Bughtrig, near Coldstream, is a traditional hedged Scottish family garden that dates from the 1780s. It features an interesting combination of herbaceous plants, shrubs, annuals and fruit. It is surrounded by fine specimen trees that provide remarkable shelter. The Ramsay family have owned the estate since 1938. The current owner is an art lover and there are various sculptures throughout the garden. Shown here is the Memorial Garden with a life-size bronze statue of the owner’s grandfather, Admiral Sir Bertram Ramsay, mastermind of the Dunkirk evacuation and naval commander-in-chief of the D-Day landings.
Known as Rosemary, this mirrored artwork reflects the leaves of the surrounding shrubs. There are more playful pieces like this in the garden, including the Hoola Hoop Tree by French artist Marie Denis. Others are more unsettling. Clarice was inspired by the film The Silence of the Lambs and takes the form of a woman and lamb sitting in the old boiler room of the greenhouse.
The two-acre, south-west facing country garden is in the Berwickshire hills, surrounded by a shelterbelt of mature trees. The 246-foot long Grass Walk features dense borders full of lupins, Inula, campanula and meadowsweet.

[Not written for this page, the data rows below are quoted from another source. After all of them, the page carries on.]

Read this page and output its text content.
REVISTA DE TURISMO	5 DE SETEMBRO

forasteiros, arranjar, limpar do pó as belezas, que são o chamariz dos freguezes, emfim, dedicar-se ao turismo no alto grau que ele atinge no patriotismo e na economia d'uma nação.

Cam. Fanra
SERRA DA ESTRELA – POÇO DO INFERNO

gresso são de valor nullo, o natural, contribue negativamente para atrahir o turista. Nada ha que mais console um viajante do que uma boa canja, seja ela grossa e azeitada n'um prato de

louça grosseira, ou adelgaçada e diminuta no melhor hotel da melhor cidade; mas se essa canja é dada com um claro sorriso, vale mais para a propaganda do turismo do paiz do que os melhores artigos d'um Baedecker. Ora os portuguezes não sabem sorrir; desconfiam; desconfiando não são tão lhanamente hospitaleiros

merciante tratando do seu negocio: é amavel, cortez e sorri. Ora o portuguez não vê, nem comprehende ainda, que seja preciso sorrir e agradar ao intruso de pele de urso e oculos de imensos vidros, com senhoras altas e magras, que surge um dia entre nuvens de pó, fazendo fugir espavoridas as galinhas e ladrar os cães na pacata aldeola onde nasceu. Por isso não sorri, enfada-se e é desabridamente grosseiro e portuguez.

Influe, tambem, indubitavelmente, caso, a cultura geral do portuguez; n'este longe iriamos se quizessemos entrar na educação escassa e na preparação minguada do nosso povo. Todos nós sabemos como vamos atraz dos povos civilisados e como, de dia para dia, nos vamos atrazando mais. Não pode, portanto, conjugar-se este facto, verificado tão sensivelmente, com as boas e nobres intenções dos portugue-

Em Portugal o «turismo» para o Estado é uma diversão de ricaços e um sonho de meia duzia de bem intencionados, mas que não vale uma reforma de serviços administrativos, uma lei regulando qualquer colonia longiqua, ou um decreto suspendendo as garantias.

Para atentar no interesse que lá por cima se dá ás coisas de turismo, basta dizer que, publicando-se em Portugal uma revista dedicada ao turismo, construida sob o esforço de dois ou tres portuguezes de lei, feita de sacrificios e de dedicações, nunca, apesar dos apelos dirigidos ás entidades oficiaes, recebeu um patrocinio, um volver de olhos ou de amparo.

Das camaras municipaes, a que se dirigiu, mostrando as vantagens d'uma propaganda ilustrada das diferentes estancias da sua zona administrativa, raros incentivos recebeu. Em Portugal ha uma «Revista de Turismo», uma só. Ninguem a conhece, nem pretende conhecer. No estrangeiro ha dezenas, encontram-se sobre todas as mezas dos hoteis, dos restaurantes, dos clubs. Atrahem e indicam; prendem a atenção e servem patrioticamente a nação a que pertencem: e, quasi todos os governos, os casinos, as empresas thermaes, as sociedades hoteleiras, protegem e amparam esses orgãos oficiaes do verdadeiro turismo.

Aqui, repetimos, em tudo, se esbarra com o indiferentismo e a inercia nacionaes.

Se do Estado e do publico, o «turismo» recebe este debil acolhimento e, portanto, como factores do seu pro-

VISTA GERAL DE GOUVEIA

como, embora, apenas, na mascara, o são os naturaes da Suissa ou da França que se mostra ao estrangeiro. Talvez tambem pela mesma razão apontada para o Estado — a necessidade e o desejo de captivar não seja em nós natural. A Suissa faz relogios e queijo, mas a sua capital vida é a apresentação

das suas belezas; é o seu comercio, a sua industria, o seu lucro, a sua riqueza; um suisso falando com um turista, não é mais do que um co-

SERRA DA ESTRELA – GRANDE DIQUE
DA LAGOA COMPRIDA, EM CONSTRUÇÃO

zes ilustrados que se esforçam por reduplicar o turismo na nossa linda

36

The impressive spires of Delphinium ‘Pacific Giant’ and a profusion of old-fashioned moss roses are an attractive foil to the restored greenhouses. The latter are reminder that, as well as being a beautiful setting for inspiring scultpure and art, Bughtrig is very much a working garden, immaculately tended by its head gardener.

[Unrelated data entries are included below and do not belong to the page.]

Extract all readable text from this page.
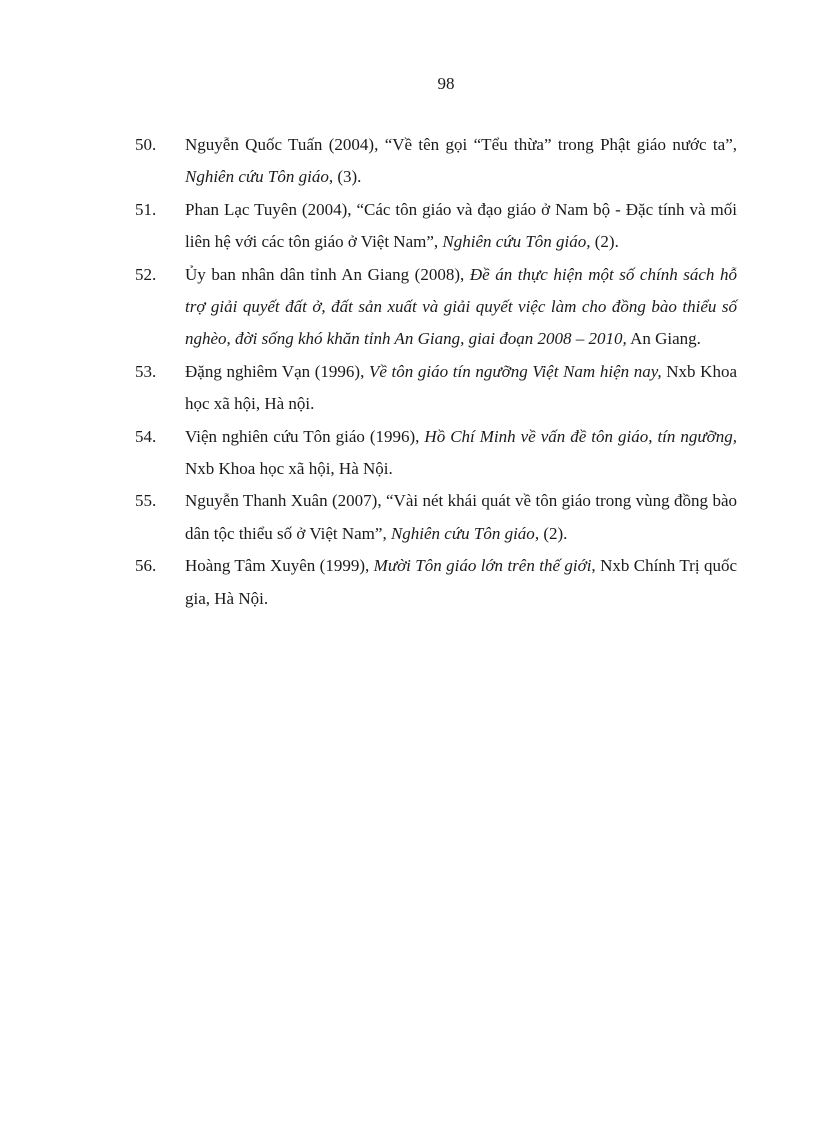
98
50.	Nguyễn Quốc Tuấn (2004), “Về tên gọi “Tểu thừa” trong Phật giáo nước ta”, Nghiên cứu Tôn giáo, (3).
51.	Phan Lạc Tuyên (2004), “Các tôn giáo và đạo giáo ở Nam bộ - Đặc tính và mối liên hệ với các tôn giáo ở Việt Nam”, Nghiên cứu Tôn giáo, (2).
52.	Ủy ban nhân dân tỉnh An Giang (2008), Đề án thực hiện một số chính sách hỗ trợ giải quyết đất ở, đất sản xuất và giải quyết việc làm cho đồng bào thiểu số nghèo, đời sống khó khăn tỉnh An Giang, giai đoạn 2008 – 2010, An Giang.
53.	Đặng nghiêm Vạn (1996), Về tôn giáo tín ngưỡng Việt Nam hiện nay, Nxb Khoa học xã hội, Hà nội.
54.	Viện nghiên cứu Tôn giáo (1996), Hồ Chí Minh về vấn đề tôn giáo, tín ngưỡng, Nxb Khoa học xã hội, Hà Nội.
55.	Nguyễn Thanh Xuân (2007), “Vài nét khái quát về tôn giáo trong vùng đồng bào dân tộc thiểu số ở Việt Nam”, Nghiên cứu Tôn giáo, (2).
56.	Hoàng Tâm Xuyên (1999), Mười Tôn giáo lớn trên thế giới, Nxb Chính Trị quốc gia, Hà Nội.
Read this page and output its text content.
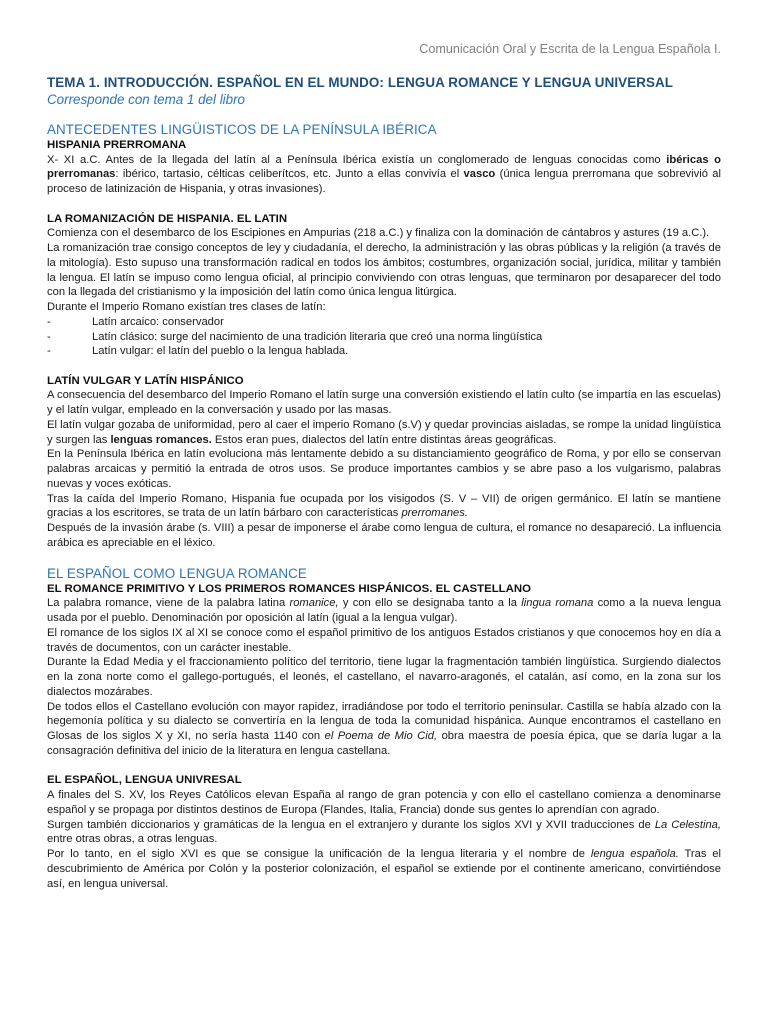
Comunicación Oral y Escrita de la Lengua Española I.
TEMA 1. INTRODUCCIÓN. ESPAÑOL EN EL MUNDO: LENGUA ROMANCE Y LENGUA UNIVERSAL
Corresponde con tema 1 del libro
ANTECEDENTES LINGÜISTICOS DE LA PENÍNSULA IBÉRICA
HISPANIA PRERROMANA

X- XI a.C. Antes de la llegada del latín al a Península Ibérica existía un conglomerado de lenguas conocidas como ibéricas o prerromanas: ibérico, tartasio, célticas celiberítcos, etc. Junto a ellas convivía el vasco (única lengua prerromana que sobrevivió al proceso de latinización de Hispania, y otras invasiones).

LA ROMANIZACIÓN DE HISPANIA. EL LATIN

Comienza con el desembarco de los Escipiones en Ampurias (218 a.C.) y finaliza con la dominación de cántabros y astures (19 a.C.).

La romanización trae consigo conceptos de ley y ciudadanía, el derecho, la administración y las obras públicas y la religión (a través de la mitología). Esto supuso una transformación radical en todos los ámbitos; costumbres, organización social, jurídica, militar y también la lengua. El latín se impuso como lengua oficial, al principio conviviendo con otras lenguas, que terminaron por desaparecer del todo con la llegada del cristianismo y la imposición del latín como única lengua litúrgica.

Durante el Imperio Romano existían tres clases de latín:

-	Latín arcaico: conservador
-	Latín clásico: surge del nacimiento de una tradición literaria que creó una norma lingüística
-	Latín vulgar: el latín del pueblo o la lengua hablada.
LATÍN VULGAR Y LATÍN HISPÁNICO

A consecuencia del desembarco del Imperio Romano el latín surge una conversión existiendo el latín culto (se impartía en las escuelas) y el latín vulgar, empleado en la conversación y usado por las masas.

El latín vulgar gozaba de uniformidad, pero al caer el imperio Romano (s.V) y quedar provincias aisladas, se rompe la unidad lingüística y surgen las lenguas romances. Estos eran pues, dialectos del latín entre distintas áreas geográficas.

En la Península Ibérica en latín evoluciona más lentamente debido a su distanciamiento geográfico de Roma, y por ello se conservan palabras arcaicas y permitió la entrada de otros usos. Se produce importantes cambios y se abre paso a los vulgarismo, palabras nuevas y voces exóticas.

Tras la caída del Imperio Romano, Hispania fue ocupada por los visigodos (S. V – VII) de origen germánico. El latín se mantiene gracias a los escritores, se trata de un latín bárbaro con características prerromanes.

Después de la invasión árabe (s. VIII) a pesar de imponerse el árabe como lengua de cultura, el romance no desapareció. La influencia arábica es apreciable en el léxico.

EL ESPAÑOL COMO LENGUA ROMANCE
EL ROMANCE PRIMITIVO Y LOS PRIMEROS ROMANCES HISPÁNICOS. EL CASTELLANO

La palabra romance, viene de la palabra latina romanice, y con ello se designaba tanto a la lingua romana como a la nueva lengua usada por el pueblo. Denominación por oposición al latín (igual a la lengua vulgar).

El romance de los siglos IX al XI se conoce como el español primitivo de los antiguos Estados cristianos y que conocemos hoy en día a través de documentos, con un carácter inestable.

Durante la Edad Media y el fraccionamiento político del territorio, tiene lugar la fragmentación también lingüística. Surgiendo dialectos en la zona norte como el gallego-portugués, el leonés, el castellano, el navarro-aragonés, el catalán, así como, en la zona sur los dialectos mozárabes.

De todos ellos el Castellano evolución con mayor rapidez, irradiándose por todo el territorio peninsular. Castilla se había alzado con la hegemonía política y su dialecto se convertiría en la lengua de toda la comunidad hispánica. Aunque encontramos el castellano en Glosas de los siglos X y XI, no sería hasta 1140 con el Poema de Mio Cid, obra maestra de poesía épica, que se daría lugar a la consagración definitiva del inicio de la literatura en lengua castellana.

EL ESPAÑOL, LENGUA UNIVRESAL

A finales del S. XV, los Reyes Católicos elevan España al rango de gran potencia y con ello el castellano comienza a denominarse español y se propaga por distintos destinos de Europa (Flandes, Italia, Francia) donde sus gentes lo aprendían con agrado.

Surgen también diccionarios y gramáticas de la lengua en el extranjero y durante los siglos XVI y XVII traducciones de La Celestina, entre otras obras, a otras lenguas.

Por lo tanto, en el siglo XVI es que se consigue la unificación de la lengua literaria y el nombre de lengua española. Tras el descubrimiento de América por Colón y la posterior colonización, el español se extiende por el continente americano, convirtiéndose así, en lengua universal.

Godwin is a recently commissioned statue by Araba Ocran. Knowing where to place an artwork within an outdoor setting can be tricky. Too small a sculpture and it might be overlooked, too large and it can dominate. ‘Godwin is one of our recent works,’ says the owner. ‘It was inspired by the Lincoln Memorial in Washington DC so it needs lots of room. However, other pieces are much more personal and draw the viewer in. They need less space.’
An old stone bothy adds character to the Picnic Garden, with Kniphofias (red-hot pokers) in the border contributing a splash of colour to the scene. This walled space is a lovely spot in which to stop and take in the surroundings.

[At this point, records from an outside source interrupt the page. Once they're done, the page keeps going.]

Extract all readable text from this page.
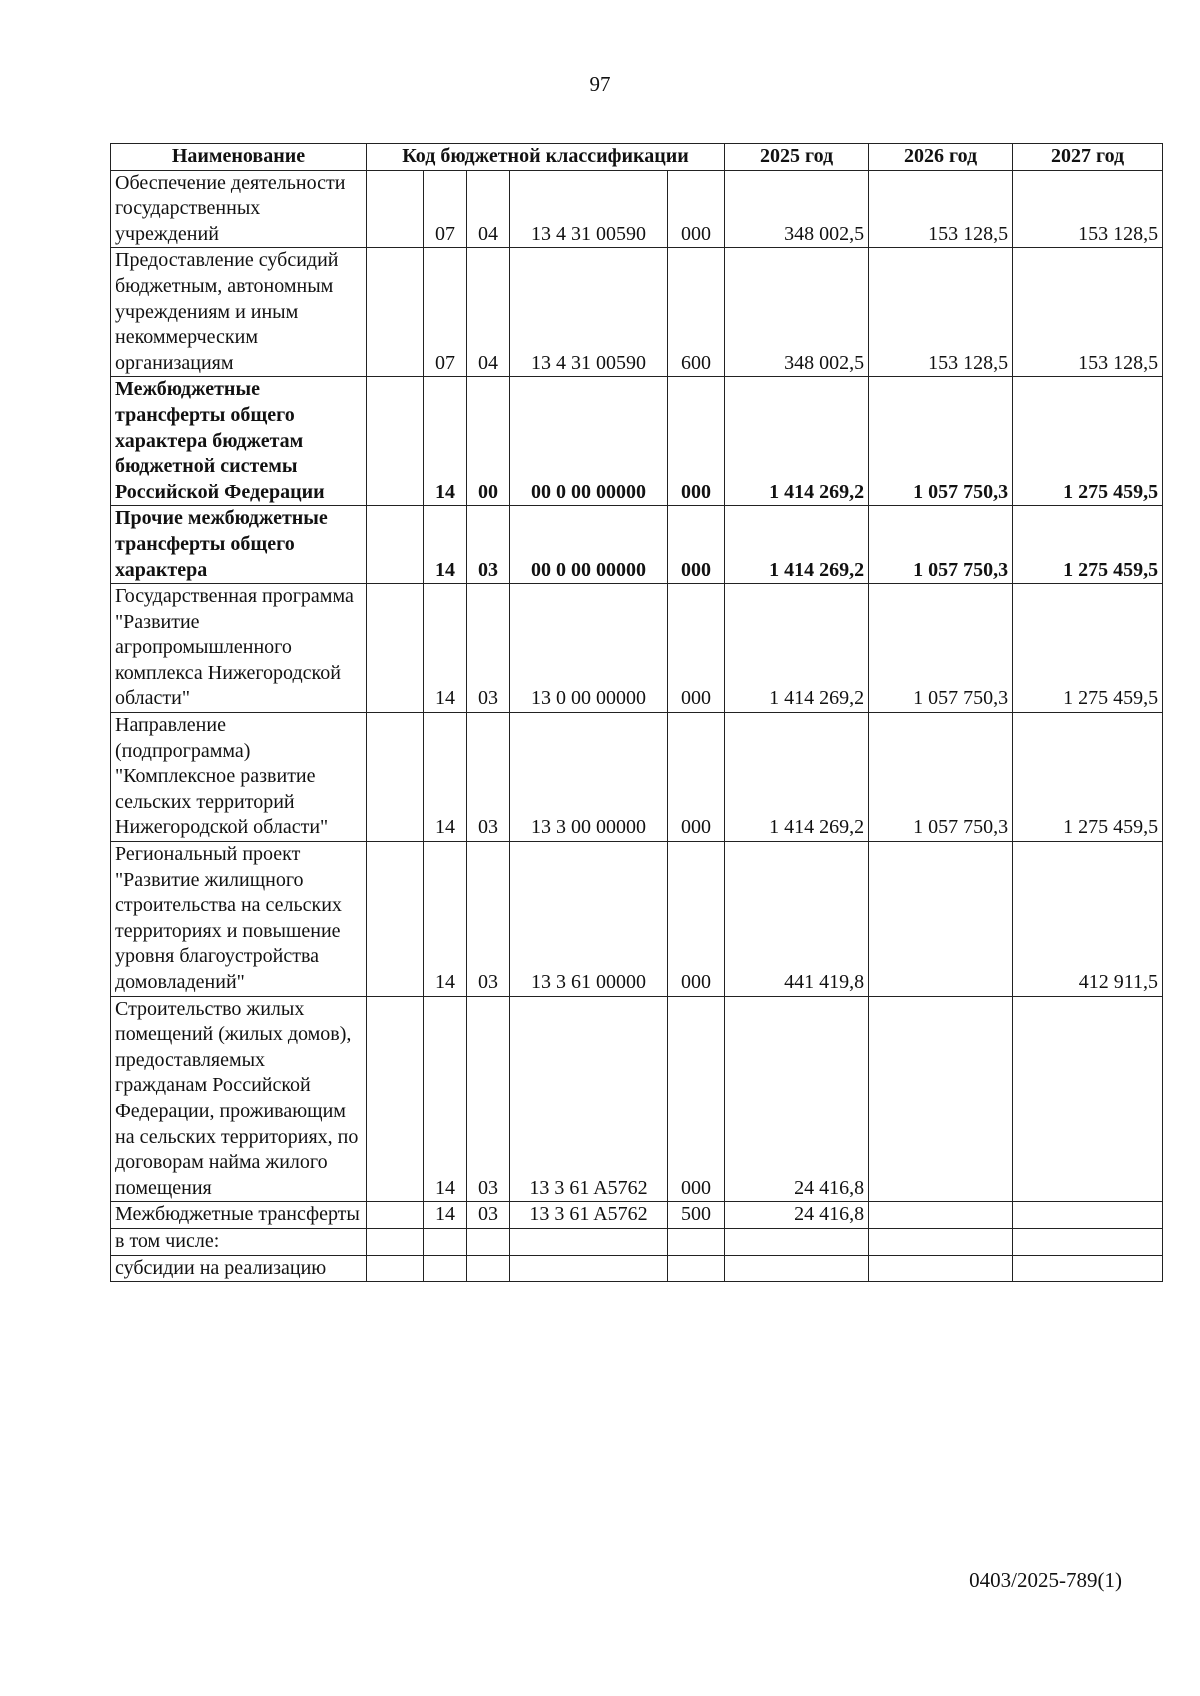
97
Наименование	Код бюджетной классификации					2025 год	2026 год	2027 год
Обеспечение деятельности государственных учреждений		07	04	13 4 31 00590	000	348 002,5	153 128,5	153 128,5
Предоставление субсидий бюджетным, автономным учреждениям и иным некоммерческим организациям		07	04	13 4 31 00590	600	348 002,5	153 128,5	153 128,5
Межбюджетные трансферты общего характера бюджетам бюджетной системы Российской Федерации		14	00	00 0 00 00000	000	1 414 269,2	1 057 750,3	1 275 459,5
Прочие межбюджетные трансферты общего характера		14	03	00 0 00 00000	000	1 414 269,2	1 057 750,3	1 275 459,5
Государственная программа "Развитие агропромышленного комплекса Нижегородской области"		14	03	13 0 00 00000	000	1 414 269,2	1 057 750,3	1 275 459,5
Направление (подпрограмма) "Комплексное развитие сельских территорий Нижегородской области"		14	03	13 3 00 00000	000	1 414 269,2	1 057 750,3	1 275 459,5
Региональный проект "Развитие жилищного строительства на сельских территориях и повышение уровня благоустройства домовладений"		14	03	13 3 61 00000	000	441 419,8		412 911,5
Строительство жилых помещений (жилых домов), предоставляемых гражданам Российской Федерации, проживающим на сельских территориях, по договорам найма жилого помещения		14	03	13 3 61 A5762	000	24 416,8		
Межбюджетные трансферты		14	03	13 3 61 A5762	500	24 416,8		
в том числе:								
субсидии на реализацию								
0403/2025-789(1)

A glimpse of Bughtrig across the herbaceous borders, which are backed by striking copper beech hedges. The garden itself has been designed to cope with the rigours of the natural world. A dense shelterbelt of mature Wellingtonias and other specimen trees added in the late 19th century means that there are plants here that would normally turn up their toes so far north.
Bughtrig Garden is open from 11am to 5pm daily from June to the end of August.